Sample verification by reference standard
Studies in which all the patients received GP73 and AFP tests and whose disease status was confirmed by the above reference standard were scored "yes". Studies in which some patients missed the above reference standard were scored "no".
Consistency of reference standard
Studies in which the HCC diagnosis was confirmed by the same type of reference standard (histopathology or imaging techniques) in all patients were scored "yes". Studies in which the HCC diagnosis of some patients was confirmed by histopathology while that of some other patients was confirmed by imaging modalities were scored "no". Studies without sufficient information to make a conclusive judgment were scored "unclear".
Reference standard independent of index test
Studies that did not include GP73 and AFP in the reference standard were scored "yes", and studies that included GP73 and AFP in the reference standard were scored "no".
Reference standard blinded
Studies in which blood samples for GP73 and AFP measurement were analyzed by technicians who were blind to the reference standard results were scored "yes". Studies in which blood samples for GP73 and AFP measurement were analyzed by technicians who were aware of the reference standard results were scored "no". Studies without providing sufficient information were scored "unclear".
Index test blinded
Studies in which the disease status was confirmed by the reference standard in all patients without the results of GP73 and AFP were scored "yes". Studies with known GP73 or AFP results were scored "no".
Relevant clinical information
Studies were scored "yes" in which the same clinical data were available when test results were interpreted as would be available when the test is used in practice.
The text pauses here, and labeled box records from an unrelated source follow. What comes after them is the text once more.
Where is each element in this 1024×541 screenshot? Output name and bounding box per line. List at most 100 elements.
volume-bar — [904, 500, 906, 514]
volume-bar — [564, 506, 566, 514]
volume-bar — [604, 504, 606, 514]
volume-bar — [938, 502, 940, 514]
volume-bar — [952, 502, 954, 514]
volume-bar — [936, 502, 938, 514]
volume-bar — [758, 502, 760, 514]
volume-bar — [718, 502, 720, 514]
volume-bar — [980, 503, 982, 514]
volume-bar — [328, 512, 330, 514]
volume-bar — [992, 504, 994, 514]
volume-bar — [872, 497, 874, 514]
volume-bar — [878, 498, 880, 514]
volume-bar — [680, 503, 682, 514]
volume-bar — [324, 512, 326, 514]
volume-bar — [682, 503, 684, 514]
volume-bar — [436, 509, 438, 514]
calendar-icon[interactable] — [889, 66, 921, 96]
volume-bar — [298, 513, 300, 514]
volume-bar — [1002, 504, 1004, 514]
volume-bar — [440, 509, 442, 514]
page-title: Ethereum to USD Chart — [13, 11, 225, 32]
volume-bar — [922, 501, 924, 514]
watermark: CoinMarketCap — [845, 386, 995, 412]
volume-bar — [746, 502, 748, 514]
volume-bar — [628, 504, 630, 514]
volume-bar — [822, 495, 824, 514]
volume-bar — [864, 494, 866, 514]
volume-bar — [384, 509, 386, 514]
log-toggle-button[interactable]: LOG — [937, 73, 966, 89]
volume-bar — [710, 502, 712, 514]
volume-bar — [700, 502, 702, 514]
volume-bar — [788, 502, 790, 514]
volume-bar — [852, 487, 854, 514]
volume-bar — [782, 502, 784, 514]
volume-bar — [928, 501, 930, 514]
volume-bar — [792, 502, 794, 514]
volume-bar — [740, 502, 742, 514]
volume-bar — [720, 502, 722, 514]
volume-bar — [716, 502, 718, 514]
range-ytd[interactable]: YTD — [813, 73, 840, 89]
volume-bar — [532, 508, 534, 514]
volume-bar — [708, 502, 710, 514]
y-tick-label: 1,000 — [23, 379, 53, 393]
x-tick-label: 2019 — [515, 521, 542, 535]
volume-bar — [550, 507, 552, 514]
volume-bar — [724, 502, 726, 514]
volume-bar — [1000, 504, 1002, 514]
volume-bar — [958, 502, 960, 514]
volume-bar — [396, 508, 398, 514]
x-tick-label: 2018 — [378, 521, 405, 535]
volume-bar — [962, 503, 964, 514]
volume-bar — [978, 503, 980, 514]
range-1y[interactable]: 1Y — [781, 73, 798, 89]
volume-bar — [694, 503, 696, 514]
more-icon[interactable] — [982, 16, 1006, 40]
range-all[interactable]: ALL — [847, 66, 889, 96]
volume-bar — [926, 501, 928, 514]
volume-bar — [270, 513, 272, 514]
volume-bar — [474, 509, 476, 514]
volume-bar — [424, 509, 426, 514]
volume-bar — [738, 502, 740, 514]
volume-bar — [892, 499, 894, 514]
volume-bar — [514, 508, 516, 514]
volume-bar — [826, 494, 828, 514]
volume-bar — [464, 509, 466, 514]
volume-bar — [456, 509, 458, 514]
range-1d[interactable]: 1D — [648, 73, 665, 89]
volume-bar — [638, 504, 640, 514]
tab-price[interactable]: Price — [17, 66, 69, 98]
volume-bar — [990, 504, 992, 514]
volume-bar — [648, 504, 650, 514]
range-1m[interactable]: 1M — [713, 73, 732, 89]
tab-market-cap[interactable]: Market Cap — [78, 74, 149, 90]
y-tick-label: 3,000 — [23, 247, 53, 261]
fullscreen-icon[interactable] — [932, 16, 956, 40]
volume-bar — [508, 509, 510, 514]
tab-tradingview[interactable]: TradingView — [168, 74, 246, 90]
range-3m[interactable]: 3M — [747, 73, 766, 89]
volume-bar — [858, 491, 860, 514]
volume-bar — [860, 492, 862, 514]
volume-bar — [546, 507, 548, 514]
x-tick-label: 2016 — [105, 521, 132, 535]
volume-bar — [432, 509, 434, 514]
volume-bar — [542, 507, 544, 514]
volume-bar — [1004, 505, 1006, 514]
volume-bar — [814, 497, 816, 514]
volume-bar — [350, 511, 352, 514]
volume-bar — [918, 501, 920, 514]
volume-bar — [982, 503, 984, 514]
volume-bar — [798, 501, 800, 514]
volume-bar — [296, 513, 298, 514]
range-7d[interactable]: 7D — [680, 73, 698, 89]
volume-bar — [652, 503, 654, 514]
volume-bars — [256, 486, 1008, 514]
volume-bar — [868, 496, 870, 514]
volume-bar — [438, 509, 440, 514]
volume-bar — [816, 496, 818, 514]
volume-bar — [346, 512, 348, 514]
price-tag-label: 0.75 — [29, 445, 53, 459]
Studies with unavailable clinical data in practice were scored "no". Studies without sufficient information were scored "unclear".
Uninterpretable/intermediate test results reported
Studies in which all uninterpretable or intermediate results were reported were scored "yes". Studies without reporting intermediate results were scored "no". Studies without sufficient information to judge were scored "unclear".
Studies in which all details that happened to the patients included were clearly reported were scored "yes". Studies without explaining the reason for withdrawal were scored "no".
Using the 'metandi' module for Stata (version 10), sensitivity and specificity were calculated, and the diagnostic accuracy was summarized for each study. Meta-regression was performed in an attempt to explain the observed heterogeneity. Data were presented as forest plots and receiver operating characteristic curves. Forest plots display the sensitivity and specificity of individual studies with the corresponding 95% confidence intervals. The receiver operating characteristic curves show individual study data points with size proportional to study weight, and the hierarchical summary curve resulting from the hierarchical summary receiver operating characteristic model.